I am writing a REST API which will take in a JSON request object. The request object will have to be serialized to a file in JSON format; the file has to be compressed into a zip file and the ZIP file has to be posted to another service, for which I would have to deserialize the ZIP file. All this because the service I have to call expects me to post data as ZIP file.
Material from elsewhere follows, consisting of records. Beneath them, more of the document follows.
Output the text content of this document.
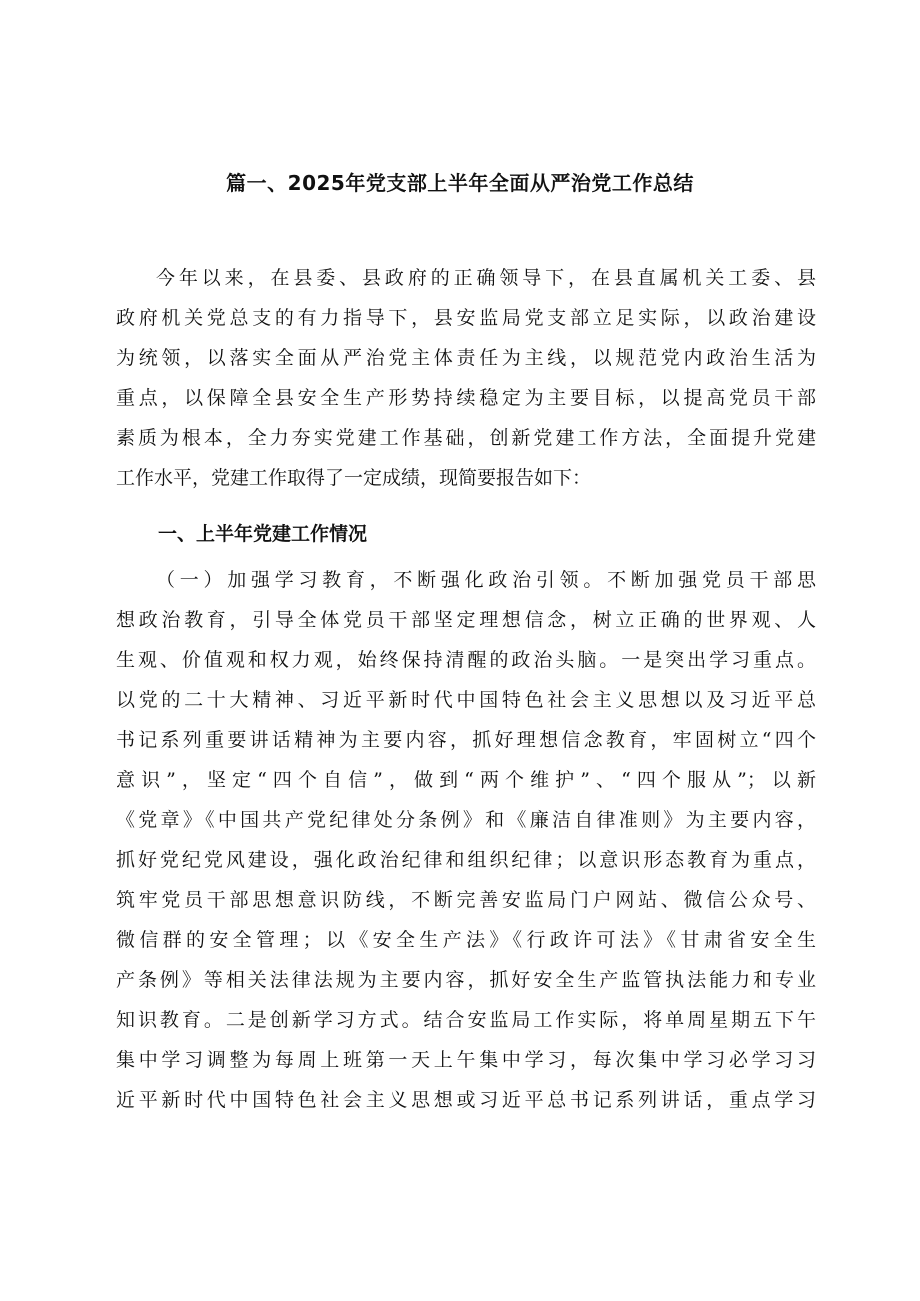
篇一、2025年党支部上半年全面从严治党工作总结
今年以来，在县委、县政府的正确领导下，在县直属机关工委、县
政府机关党总支的有力指导下，县安监局党支部立足实际，以政治建设
为统领，以落实全面从严治党主体责任为主线，以规范党内政治生活为
重点，以保障全县安全生产形势持续稳定为主要目标，以提高党员干部
素质为根本，全力夯实党建工作基础，创新党建工作方法，全面提升党建
工作水平，党建工作取得了一定成绩，现简要报告如下：
一、上半年党建工作情况
（一）加强学习教育，不断强化政治引领。不断加强党员干部思
想政治教育，引导全体党员干部坚定理想信念，树立正确的世界观、人
生观、价值观和权力观，始终保持清醒的政治头脑。一是突出学习重点。
以党的二十大精神、习近平新时代中国特色社会主义思想以及习近平总
书记系列重要讲话精神为主要内容，抓好理想信念教育，牢固树立“四个
意识”，坚定“四个自信”，做到“两个维护”、“四个服从”；以新
《党章》《中国共产党纪律处分条例》和《廉洁自律准则》为主要内容，
抓好党纪党风建设，强化政治纪律和组织纪律；以意识形态教育为重点，
筑牢党员干部思想意识防线，不断完善安监局门户网站、微信公众号、
微信群的安全管理；以《安全生产法》《行政许可法》《甘肃省安全生
产条例》等相关法律法规为主要内容，抓好安全生产监管执法能力和专业
知识教育。二是创新学习方式。结合安监局工作实际，将单周星期五下午
集中学习调整为每周上班第一天上午集中学习，每次集中学习必学习习
近平新时代中国特色社会主义思想或习近平总书记系列讲话，重点学习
I am trying to see if I can avoid disk IO. Is there a way to directly convert the object into a byte array representing ZIP content in-memory instead of all the above steps?

Note : I'd prefer accomplishing this using .net framework libraries (as against external libraries)
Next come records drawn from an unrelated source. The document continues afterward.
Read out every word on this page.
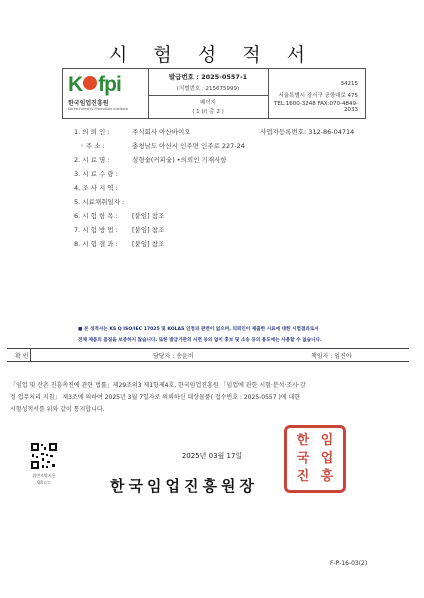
시 험 성 적 서
K fpi
한국임업진흥원
Korea Forestry Promotion Institute
발급번호 : 2025-0557-1
(식별번호 : 215675999)
페이지
( 1 )/( 총 2 )
34215
서울특별시 강서구 공항대로 475
TEL:1600-3248 FAX:070-4849-2033
1. 의 뢰 인 :	주식회사 아산바이오	사업자등록번호: 312-86-04714
◦ 주 소 :	충청남도 아산시 인주면 인주로 227-24
2. 시 료 명 :	성형숯(커피숯) •의뢰인 기재사항
3. 시 료 수 량 :
4. 조 사 지 역 :
5. 시료채취일자 :
6. 시 험 항 목 : [붙임] 참조
7. 시 험 방 법 : [붙임] 참조
8. 시 험 결 과 : [붙임] 참조
■ 본 성적서는 KS Q ISO/IEC 17025 및 KOLAS 인정과 관련이 없으며, 의뢰인이 제출한 시료에 대한 시험결과로서
전체 제품의 품질을 보증하지 않습니다. 또한 발급기관의 서면 동의 없이 홍보 및 소송 등의 용도에는 사용할 수 없습니다.
확 인	담당자 : 송윤비	책임자 : 임진아
「임업 및 산촌 진흥촉진에 관한 법률」제29조의3 제1항제4호, 한국임업진흥원 「임업에 관한 시험·분석·조사·감
정 업무처리 지침」 제3조에 의하여 2025년 3월 7일자로 의뢰하신 대상물품( 접수번호 : 2025-0557 )에 대한
시험성적서를 위와 같이 통지합니다.
2025년 03월 17일
한국임업진흥원장
한 임
국 업
진 흥
위변조방지용
QR코드
F-P-16-03(2)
Yes, it is possible to create a zip file completely on memory, here is an example using SharpZip Library (Update: A sample using ZipArchive added at the end):

public static void Main()
{
    var fileContent = Encoding.UTF8.GetBytes(
        @"{
            ""fruit"":""apple"",
            ""taste"":""yummy""
          }"
        );


    var zipStream = new MemoryStream();
    var zip = new ZipOutputStream(zipStream);

    AddEntry("file0.json", fileContent, zip); //first file
    AddEntry("file1.json", fileContent, zip); //second file (with same content)

    zip.Close();

    //only for testing to see if the zip file is valid!
    File.WriteAllBytes("test.zip", zipStream.ToArray());
}

private static void AddEntry(string fileName, byte[] fileContent, ZipOutputStream zip)
{
    var zipEntry = new ZipEntry(fileName) {DateTime = DateTime.Now, Size = fileContent.Length};
    zip.PutNextEntry(zipEntry);
    zip.Write(fileContent, 0, fileContent.Length);
    zip.CloseEntry();
}

You can obtain SharpZip using Nuget command PM> Install-Package SharpZipLib

Update:

Note : I'd prefer accomplishing this using .net framework libraries (as against external libraries)
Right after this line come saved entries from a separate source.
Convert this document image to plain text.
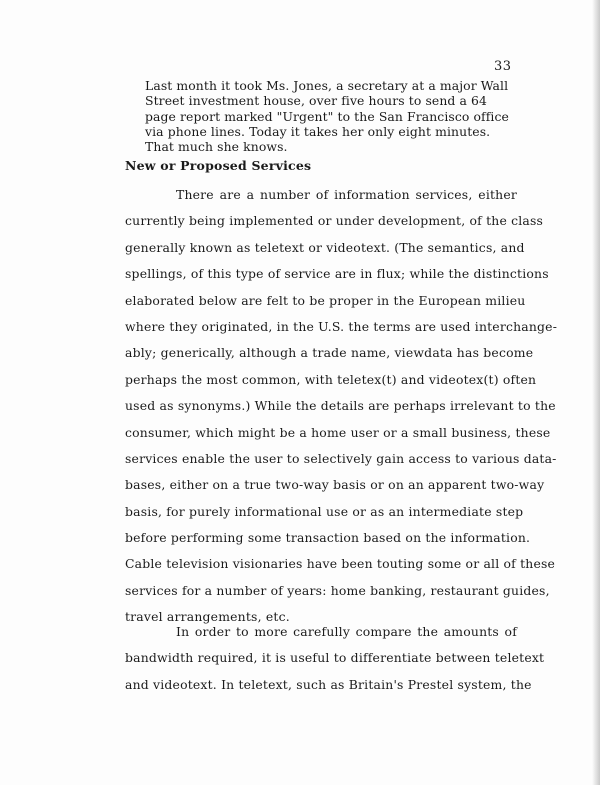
33
Last month it took Ms. Jones, a secretary at a major Wall
Street investment house, over five hours to send a 64
page report marked "Urgent" to the San Francisco office
via phone lines. Today it takes her only eight minutes.
That much she knows.
New or Proposed Services
There are a number of information services, either
currently being implemented or under development, of the class
generally known as teletext or videotext. (The semantics, and
spellings, of this type of service are in flux; while the distinctions
elaborated below are felt to be proper in the European milieu
where they originated, in the U.S. the terms are used interchange-
ably; generically, although a trade name, viewdata has become
perhaps the most common, with teletex(t) and videotex(t) often
used as synonyms.) While the details are perhaps irrelevant to the
consumer, which might be a home user or a small business, these
services enable the user to selectively gain access to various data-
bases, either on a true two-way basis or on an apparent two-way
basis, for purely informational use or as an intermediate step
before performing some transaction based on the information.
Cable television visionaries have been touting some or all of these
services for a number of years: home banking, restaurant guides,
travel arrangements, etc.
In order to more carefully compare the amounts of
bandwidth required, it is useful to differentiate between teletext
and videotext. In teletext, such as Britain's Prestel system, the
Here is an example using Built-in ZipArchive from System.IO.Compression.Dll

public static void Main()
{
    var fileContent = Encoding.UTF8.GetBytes(
        @"{
            ""fruit"":""apple"",
            ""taste"":""yummy""
          }"
        );

    var zipContent = new MemoryStream();
    var archive = new ZipArchive(zipContent, ZipArchiveMode.Create);

    AddEntry("file1.json",fileContent,archive);
    AddEntry("file2.json",fileContent,archive); //second file (same content)

    archive.Dispose();

    File.WriteAllBytes("testa.zip",zipContent.ToArray());
}


private static void AddEntry(string fileName, byte[] fileContent,ZipArchive archive)
{
    var entry = archive.CreateEntry(fileName);
    using (var stream = entry.Open())
        stream.Write(fileContent, 0, fileContent.Length);

}

You could use the GZipStream class along with MemoryStream.

A quick example:

using System.IO;
using System.IO.Compression;

//Put JSON into a MemoryStream
var theJson = "Your JSON Here";
var jsonStream = new MemoryStream();
var jsonStreamWriter = new StreamWriter(jsonStream);
jsonStreamWriter.Write(theJson);
jsonStreamWriter.Flush();

//Reset stream so it points to the beginning of the JSON
jsonStream.Seek(0, System.IO.SeekOrigin.Begin);

//Create stream to hold your zipped JSON
var zippedStream = new MemoryStream();

//Zip JSON and put it in zippedStream via compressionStream.
var compressionStream = new GZipStream(zippedStream, CompressionLevel.Optimal);
jsonStream.CopyTo(compressionStream);

//Reset zipped stream to point at the beginning of data
zippedStream.Seek(0, SeekOrigin.Begin);

//Get ByteArray with zipped JSON
var zippedJsonBytes = zippedStream.ToArray();

You should try the ZipArchive Class streaming to a MemoryStream Class

Yes. You can return it as a binary stream. Depending on the language, you can use special libraries. You will also need libraries on the client.